EEG Technologist Career 2026
An EEG technologist (also called a neurodiagnostic technologist) applies electrodes, operates EEG equipment, performs the recording, monitors for artifacts and clinical events, and prepares the recording for neurologist interpretation. The role requires a blend of technical instrumentation skill, patient interaction ability, and foundational neurophysiology knowledge.
Most EEG technologists work in hospital neurology departments, epilepsy monitoring units, neurology outpatient clinics, sleep labs, and neurodiagnostic testing companies. Intraoperative neuromonitoring (IONM) technologists work in operating rooms and may travel to multiple surgery sites.
Certification: The American Board of Registration of Electroencephalographic and Evoked Potential Technologists (ABRET) offers the R.EEG.T (Registered EEG Technologist) credential. Most employers prefer or require ABRET certification. Eligibility requires: completing a formal neurodiagnostic technology program OR equivalent supervised work experience, plus passing the written knowledge examination and a practical skills assessment for some pathways.
Salary and outlook: The Bureau of Labor Statistics reports a median annual salary of $58,760 for electroneurodiagnostic technologists (2023), with job growth projected at approximately 10% from 2022–2032 — faster than average.
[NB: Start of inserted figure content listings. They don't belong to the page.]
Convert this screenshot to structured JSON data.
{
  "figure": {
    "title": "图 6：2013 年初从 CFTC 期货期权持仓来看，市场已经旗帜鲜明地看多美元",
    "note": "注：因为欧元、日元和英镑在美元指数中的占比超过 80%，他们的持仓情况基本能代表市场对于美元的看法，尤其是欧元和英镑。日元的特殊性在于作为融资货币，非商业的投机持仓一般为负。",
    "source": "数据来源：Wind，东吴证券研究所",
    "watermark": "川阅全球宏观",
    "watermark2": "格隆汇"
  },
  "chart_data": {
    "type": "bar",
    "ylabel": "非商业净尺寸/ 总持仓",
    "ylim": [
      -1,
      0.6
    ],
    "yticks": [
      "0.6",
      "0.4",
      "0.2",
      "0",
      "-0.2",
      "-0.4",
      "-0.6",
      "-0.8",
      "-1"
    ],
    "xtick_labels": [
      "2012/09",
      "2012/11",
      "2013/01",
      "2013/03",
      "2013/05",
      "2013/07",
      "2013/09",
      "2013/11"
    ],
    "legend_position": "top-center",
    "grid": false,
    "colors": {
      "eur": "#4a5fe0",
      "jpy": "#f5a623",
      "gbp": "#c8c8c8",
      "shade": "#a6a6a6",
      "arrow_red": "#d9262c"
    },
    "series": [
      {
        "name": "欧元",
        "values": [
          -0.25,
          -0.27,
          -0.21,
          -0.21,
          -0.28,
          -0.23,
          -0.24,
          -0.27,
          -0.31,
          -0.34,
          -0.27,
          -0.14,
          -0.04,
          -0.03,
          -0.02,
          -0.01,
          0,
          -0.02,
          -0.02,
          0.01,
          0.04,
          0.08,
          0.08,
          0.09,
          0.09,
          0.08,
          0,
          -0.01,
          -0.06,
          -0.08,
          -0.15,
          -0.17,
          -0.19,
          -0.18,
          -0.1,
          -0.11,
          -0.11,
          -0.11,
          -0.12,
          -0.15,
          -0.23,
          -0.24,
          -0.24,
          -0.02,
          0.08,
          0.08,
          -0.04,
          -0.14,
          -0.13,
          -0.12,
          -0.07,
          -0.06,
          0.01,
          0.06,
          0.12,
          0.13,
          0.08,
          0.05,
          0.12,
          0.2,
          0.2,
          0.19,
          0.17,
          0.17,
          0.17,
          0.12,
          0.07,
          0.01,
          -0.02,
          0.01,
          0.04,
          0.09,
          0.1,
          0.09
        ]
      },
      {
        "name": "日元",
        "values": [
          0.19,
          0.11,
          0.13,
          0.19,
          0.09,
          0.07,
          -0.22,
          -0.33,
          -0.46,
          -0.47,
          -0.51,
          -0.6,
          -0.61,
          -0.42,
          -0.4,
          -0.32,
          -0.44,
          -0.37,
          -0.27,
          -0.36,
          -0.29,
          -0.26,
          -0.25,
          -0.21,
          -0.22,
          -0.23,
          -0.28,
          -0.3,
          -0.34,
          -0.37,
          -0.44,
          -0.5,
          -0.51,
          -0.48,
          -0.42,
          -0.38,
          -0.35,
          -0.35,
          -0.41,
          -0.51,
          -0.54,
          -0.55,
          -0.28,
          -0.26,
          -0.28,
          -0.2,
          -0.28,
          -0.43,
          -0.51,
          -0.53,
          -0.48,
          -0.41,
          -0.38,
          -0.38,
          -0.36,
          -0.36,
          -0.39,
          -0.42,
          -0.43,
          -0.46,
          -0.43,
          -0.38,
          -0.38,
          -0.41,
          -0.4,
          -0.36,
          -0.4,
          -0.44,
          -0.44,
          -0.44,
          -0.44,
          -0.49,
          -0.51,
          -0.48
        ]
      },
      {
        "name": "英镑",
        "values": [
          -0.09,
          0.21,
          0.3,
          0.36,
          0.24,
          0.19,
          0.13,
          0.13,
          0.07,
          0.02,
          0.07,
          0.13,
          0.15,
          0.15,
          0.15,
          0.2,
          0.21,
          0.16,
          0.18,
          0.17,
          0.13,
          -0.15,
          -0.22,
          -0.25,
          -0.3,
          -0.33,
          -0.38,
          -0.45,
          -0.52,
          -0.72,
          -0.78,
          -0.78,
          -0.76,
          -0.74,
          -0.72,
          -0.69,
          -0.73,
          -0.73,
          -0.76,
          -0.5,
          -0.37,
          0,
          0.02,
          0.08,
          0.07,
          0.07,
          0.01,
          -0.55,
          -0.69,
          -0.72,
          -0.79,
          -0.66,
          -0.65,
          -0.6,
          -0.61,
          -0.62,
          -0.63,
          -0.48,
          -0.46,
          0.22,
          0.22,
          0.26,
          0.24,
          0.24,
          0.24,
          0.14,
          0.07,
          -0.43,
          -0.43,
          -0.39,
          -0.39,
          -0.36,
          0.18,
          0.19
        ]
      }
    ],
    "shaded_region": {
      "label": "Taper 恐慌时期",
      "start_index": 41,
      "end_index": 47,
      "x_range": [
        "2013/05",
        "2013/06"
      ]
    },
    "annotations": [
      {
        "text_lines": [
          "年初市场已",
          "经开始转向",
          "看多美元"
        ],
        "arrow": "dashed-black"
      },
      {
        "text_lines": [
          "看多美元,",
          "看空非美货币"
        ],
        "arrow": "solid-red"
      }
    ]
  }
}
The growing aging population increases demand for neurological diagnostic services, and EEG technologists in specialized IONM and long-term monitoring roles can earn premium compensation.
EEG Pros and Cons
- +EEG has a defined, publicly available content blueprint — candidates know exactly what to prepare for
- +Multiple preparation pathways (self-study, courses, coaching) accommodate different learning styles and schedules
- +A growing ecosystem of study resources means candidates at any budget level can access quality preparation materials
- +Clear score reporting allows candidates to identify specific strengths and weaknesses for targeted remediation
- +Professional recognition associated with strong performance provides tangible career and academic benefits
- −The scope of tested content requires substantial preparation time that competes with existing professional or academic commitments
- −No single resource covers the full content scope — candidates typically need multiple study tools for comprehensive preparation
- −Test anxiety and exam-day performance variability mean preparation effort does not always translate linearly to scores
- −Registration, preparation, and potential retake costs accumulate into a significant financial investment
- −Content and format can change between exam versions, making older preparation materials less reliable
EEG Questions and Answers
About the Author
Attorney & Bar Exam Preparation Specialist
Yale Law SchoolJames R. Hargrove is a practicing attorney and legal educator with a Juris Doctor from Yale Law School and an LLM in Constitutional Law. With over a decade of experience coaching bar exam candidates across multiple jurisdictions, he specializes in MBE strategy, state-specific essay preparation, and multistate performance test techniques.